Para sorpresa de todos, incluyendo los funcionarios de la Casa Blanca, la reacción del presidente Carter fue de compromiso inmediato en la búsqueda del mismo objetivo. En ese momento dictó instrucciones para buscar a su equipo estratégico tanto de política como de seguridad nacional para una reunión inmediata. Mientras mi madre y yo hacíamos un recorrido por los salones privados de la Casa Blanca, en la Oficina Oval se llevaba a cabo la primera reunión estratégica con el nuevo Gobierno de Estados Unidos para establecer tiempos y mecanismos para culminar las negociaciones. Ese día esperaban varios embajadores de otros países para la presentación de sus respectivas credenciales. El caos protocolar fue tal, que las delegaciones circularon en las calles internas del complejo por más de una hora y media, tiempo por el que se prolongó esta improvisada reunión. A su conclusión quedó establecido no solo el compromiso del presidente Carter y su equipo por terminar las negociaciones, sino también los tiempos para lograrla. Recuerdo que el término usado por el presidente Carter fue: “Debemos concluir todo antes de que caiga la primera nevada de 1977 en Washington”.

Tengo que resaltar que un asunto fundamental para el éxito de este proceso fue el compromiso de personas extraordinarias que coincidieron en un momento histórico.

Me refiero, por un lado, al presidente Jimmy Carter, político honesto, moral y con un sentido de justicia que no es usual en esas esferas del poder mundial, y por el otro, el general Omar Torrijos, un líder natural que con gran responsabilidad histórica logró unificar el sentir nacional frente a una lucha justa por la reivindicación de tantos panameños que aportaron sus sacrificios y sus vidas por el rescate de nuestros derechos soberanos. La confianza, la química y el compromiso de ambos líderes, con orígenes tan distintos, fue clave para que llegara a feliz término este proceso.

A partir del 7 de septiembre de 1977 se inicia una nueva etapa en la relación entre nuestro pequeño, pero orgulloso país, y la mayor potencia mundial. No fue para nada fácil el proceso de ratificación de estos acuerdos en las cámaras legislativas de Estados Unidos. Tenemos que recordar las expresiones antitratados que se propagaron en Estados Unidos como, a título de ejemplo: “nosotros lo construimos, nosotros lo pagamos, es nuestro”, que incluso llevaron a muchos senadores, congresistas y finalmente al propio presidente Carter a perder en las siguientes elecciones.

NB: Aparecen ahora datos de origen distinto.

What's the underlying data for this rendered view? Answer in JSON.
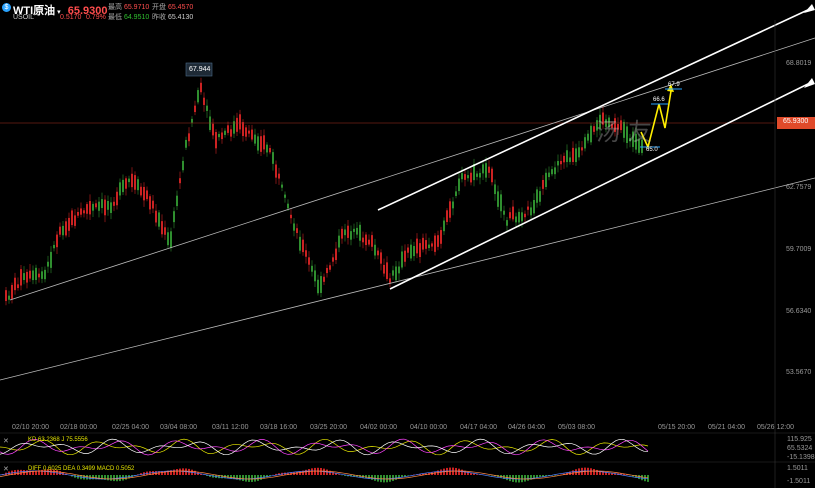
{
  "header": {
    "icon": "dollar-icon",
    "symbol_name": "WTI原油",
    "dropdown_glyph": "▾",
    "last_price": "65.9300",
    "code": "USOIL",
    "change": "0.5170",
    "change_pct": "0.79%",
    "stats": [
      {
        "label": "最高",
        "value": "65.9710"
      },
      {
        "label": "开盘",
        "value": "65.4570"
      },
      {
        "label": "最低",
        "value": "64.9510"
      },
      {
        "label": "昨收",
        "value": "65.4130"
      }
    ]
  },
  "colors": {
    "up": "#2f8f2f",
    "down": "#cc2222",
    "price_line": "#aa3322",
    "price_tag": "#e04a2a",
    "forecast": "#ffee00",
    "channel": "#ffffff"
  },
  "axis": {
    "price_labels": [
      "68.8019",
      "65.9300",
      "62.7579",
      "59.7009",
      "56.6340",
      "53.5670"
    ],
    "time_labels": [
      "02/10 20:00",
      "02/18 00:00",
      "02/25 04:00",
      "03/04 08:00",
      "03/11 12:00",
      "03/18 16:00",
      "03/25 20:00",
      "04/02 00:00",
      "04/10 00:00",
      "04/17 04:00",
      "04/26 04:00",
      "05/03 08:00",
      "05/15 20:00",
      "05/21 04:00",
      "05/26 12:00"
    ],
    "current_price_tag": "65.9300"
  },
  "annotations": {
    "peak_label": "67.944",
    "forecast_labels": [
      "66.6",
      "67.9",
      "65.0"
    ],
    "watermark": "汤友"
  },
  "indicators": {
    "kdj": {
      "legend": "KD 63.2368  J 75.5556",
      "values": [
        "115.925",
        "65.5324",
        "-15.1398"
      ]
    },
    "macd": {
      "legend": "DIFF 0.6025  DEA 0.3499  MACD 0.5052",
      "values": [
        "1.5011",
        "-1.5011"
      ]
    }
  }
}
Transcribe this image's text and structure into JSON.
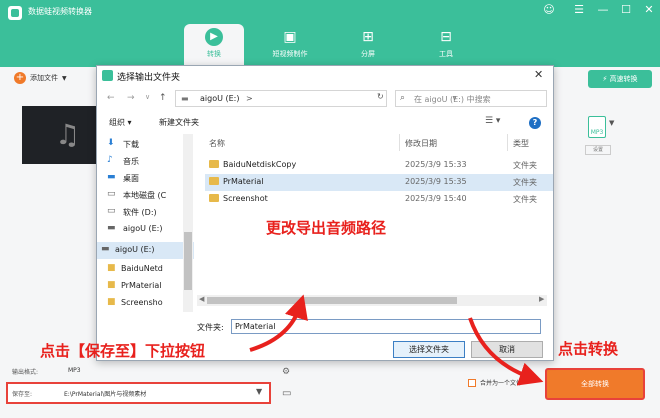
{
  "app": {
    "title": "数据蛙视频转换器",
    "window_controls": [
      "☺",
      "☰",
      "—",
      "☐",
      "✕"
    ],
    "tabs": [
      {
        "label": "转换",
        "icon": "convert-icon",
        "active": true
      },
      {
        "label": "短视频制作",
        "icon": "film-icon"
      },
      {
        "label": "分屏",
        "icon": "split-screen-icon"
      },
      {
        "label": "工具",
        "icon": "toolbox-icon"
      }
    ],
    "add_file": "添加文件",
    "speed_convert": "高速转换",
    "format_icon_text": "MP3",
    "settings_label": "设置",
    "output_format_label": "输出格式:",
    "output_format_value": "MP3",
    "save_to_label": "保存至:",
    "save_to_path": "E:\\PrMaterial\\图片与视频素材",
    "merge_label": "合并为一个文件",
    "convert_all": "全部转换"
  },
  "dialog": {
    "title": "选择输出文件夹",
    "address_drive": "aigoU (E:)",
    "address_separator": ">",
    "search_placeholder": "在 aigoU (E:) 中搜索",
    "organize": "组织 ▾",
    "new_folder": "新建文件夹",
    "tree": [
      {
        "label": "下载",
        "icon": "download-icon"
      },
      {
        "label": "音乐",
        "icon": "music-icon"
      },
      {
        "label": "桌面",
        "icon": "desktop-icon"
      },
      {
        "label": "本地磁盘 (C",
        "icon": "drive-icon"
      },
      {
        "label": "软件 (D:)",
        "icon": "drive-icon"
      },
      {
        "label": "aigoU (E:)",
        "icon": "usb-drive-icon"
      },
      {
        "label": "aigoU (E:)",
        "icon": "usb-drive-icon",
        "selected": true
      },
      {
        "label": "BaiduNetd",
        "icon": "folder-icon"
      },
      {
        "label": "PrMaterial",
        "icon": "folder-icon"
      },
      {
        "label": "Screensho",
        "icon": "folder-icon"
      }
    ],
    "columns": {
      "name": "名称",
      "date": "修改日期",
      "type": "类型"
    },
    "files": [
      {
        "name": "BaiduNetdiskCopy",
        "date": "2025/3/9 15:33",
        "type": "文件夹"
      },
      {
        "name": "PrMaterial",
        "date": "2025/3/9 15:35",
        "type": "文件夹",
        "selected": true
      },
      {
        "name": "Screenshot",
        "date": "2025/3/9 15:40",
        "type": "文件夹"
      }
    ],
    "folder_label": "文件夹:",
    "folder_value": "PrMaterial",
    "select_button": "选择文件夹",
    "cancel_button": "取消"
  },
  "annotations": {
    "change_path": "更改导出音频路径",
    "click_dropdown": "点击【保存至】下拉按钮",
    "click_convert": "点击转换"
  },
  "colors": {
    "brand": "#3bbf9a",
    "accent": "#f07a2a",
    "annotation": "#e8211d"
  }
}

Hoy podemos todos los panameños decir con orgullo que no solo somos una nación con una sola bandera, sino que nuestro Canal impacta de manera extraordinaria en el desarrollo nacional. Y no es solo el aporte de los cientos de millones de dólares que ingresan al tesoro nacional todos los años para beneficio de los panameños, sino el carácter estratégico que le da a nuestro territorio frente al resto de las naciones. Esto se lo debemos a todas las generaciones que aportaron grandes esfuerzos y sacrificios para este fin.

Por eso esta fecha es y será por siempre, imborrable en el calendario histórico de nuestro país.

(*) Exvicepresidente de Panamá y exministro de Relaciones Exteriores.